Sarbanes-Oxley Act (SOX) makes reference to the Securities Act of 1933 and the Securities Exchange Act of 1934 for purposes of defining what is and is not a security. Both acts contain similar definitions. The 1933 Act uses the following language:

[T]he term “security” means any note, stock, treasury stock, bond, debenture, security, future, evidence of indebtedness, certificate of interest or participation in any profit-sharing agreement . . ., pre-organization certificate or subscription, transferable share, investment contract, voting trust certificate, certificate of deposit for a security . . . or warrant or right to subscribe to or purchase, any of the foregoing.

There has long been confusion about the term investment contract as it’s used in the definition of a security along with all the other terms. The use of this particular phrase has really extended the scope of transactions that the statute covers.

Those words don’t have any real meaning in a commercial context, so the courts have had to interpret them in deciding when an agreement between two or more parties constitutes an investment contract that’s subject to the registration and reporting requirements of federal securities law.

A famous Supreme Court case in the 1940s, SEC v. WJ Howey Co., made it clear that federal securities law covers a broad scope of commercial transactions.

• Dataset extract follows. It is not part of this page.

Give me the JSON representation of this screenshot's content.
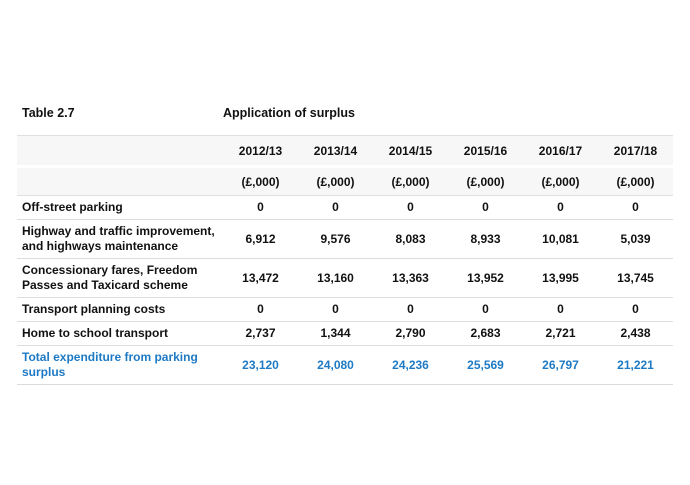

In this case, the court held that companies that offered sections of orange groves for sale along with contracts to harvest the oranges and distribute the profits were indeed selling investment contracts subject to federal securities law and had to register such contracts with the SEC.

In the Howey case, the Supreme Court stated that the test to determine whether the securities laws apply in a given transaction is “whether the scheme involves an investment of money in a common enterprise with profits to come solely from the efforts of others.”

Although this is a pretty broad definition, not all investments are considered securities under SOX. For example, courts have also held that transactions such as purchasing a share in a cooperative housing project or participating in a pension plan funded solely by employers (with no employee contribution) aren’t securities.

Under the Howey case, the key questions to ask in determining whether a particular transaction may be a security subject to SOX include the following:

  • Is there an investment of money?

  • Is this a common enterprise?

  • Is there expectation of profits?

  • Do profits come solely from the investments of others?